In this notebook, we explored a dataset containing salary information for various college majors. Our analysis revealed several key insights:

- Highest Paying Majors: Physician Assistant, Chemical Engineering, and Computer Engineering were identified as the highest-paying majors based on starting median salaries. Chemical Engineering, Computer Engineering and Electrical Engineering were identified as the highest-paying majors based on Mid-Career median salaries


- Lowest Paying Majors: Spanish, Education, and Religion were among the lowest-paying majors.


- Risk and Potential: Majors like Economics and Finance exhibited a wider salary spread, indicating higher risk but also higher potential for earning. Conversely, Nursing and Physician Assistant majors demonstrated a narrower spread, suggesting lower risk but also lower potential for extremely high earnings.


- Major Groups: The analysis of major groups revealed that STEM majors, on average, tend to have higher starting and mid-career salaries compared to other groups like HASS (Humanities, Arts, and Social Sciences) and Business.


Overall, the choice of a college major can significantly influence earning potential.
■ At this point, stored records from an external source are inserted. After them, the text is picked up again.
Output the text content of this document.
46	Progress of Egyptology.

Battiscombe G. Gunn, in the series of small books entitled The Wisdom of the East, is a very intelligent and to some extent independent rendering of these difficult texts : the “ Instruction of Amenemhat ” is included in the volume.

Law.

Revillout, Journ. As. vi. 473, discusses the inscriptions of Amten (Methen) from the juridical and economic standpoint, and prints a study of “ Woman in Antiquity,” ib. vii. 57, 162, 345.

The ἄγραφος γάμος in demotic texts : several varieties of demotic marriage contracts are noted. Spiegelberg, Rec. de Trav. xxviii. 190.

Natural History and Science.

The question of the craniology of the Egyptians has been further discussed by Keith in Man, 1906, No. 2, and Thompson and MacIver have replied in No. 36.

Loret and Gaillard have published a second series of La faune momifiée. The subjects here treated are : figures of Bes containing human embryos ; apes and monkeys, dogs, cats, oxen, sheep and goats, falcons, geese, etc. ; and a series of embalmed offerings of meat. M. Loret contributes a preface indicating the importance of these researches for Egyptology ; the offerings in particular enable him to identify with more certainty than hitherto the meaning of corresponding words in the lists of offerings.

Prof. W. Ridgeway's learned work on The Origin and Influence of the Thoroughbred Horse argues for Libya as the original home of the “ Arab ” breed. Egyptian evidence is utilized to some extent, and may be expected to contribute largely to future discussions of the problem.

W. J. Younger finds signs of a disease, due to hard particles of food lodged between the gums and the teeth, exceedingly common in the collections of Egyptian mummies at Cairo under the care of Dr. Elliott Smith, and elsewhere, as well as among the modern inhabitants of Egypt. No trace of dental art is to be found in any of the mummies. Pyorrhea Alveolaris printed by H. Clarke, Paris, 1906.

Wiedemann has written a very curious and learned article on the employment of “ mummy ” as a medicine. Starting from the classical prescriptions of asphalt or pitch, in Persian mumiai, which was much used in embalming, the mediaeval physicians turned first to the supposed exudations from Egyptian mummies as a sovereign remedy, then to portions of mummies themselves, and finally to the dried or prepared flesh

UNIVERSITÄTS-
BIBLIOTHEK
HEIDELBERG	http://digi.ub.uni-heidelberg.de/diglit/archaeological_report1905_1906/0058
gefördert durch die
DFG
While individual career paths and personal factors play a crucial role in financial success, understanding salary trends associated with different majors can assist students in making informed decisions about their education and future careers.

Further research could involve:

- Investigating the impact of experience and location on salaries within specific majors.


- Analyzing the job market demand and growth prospects for different majors.


- Exploring the relationship between job satisfaction and salary across various majors.


- By incorporating these factors, students can gain a more comprehensive understanding of the factors that contribute to a fulfilling and financially rewarding career path.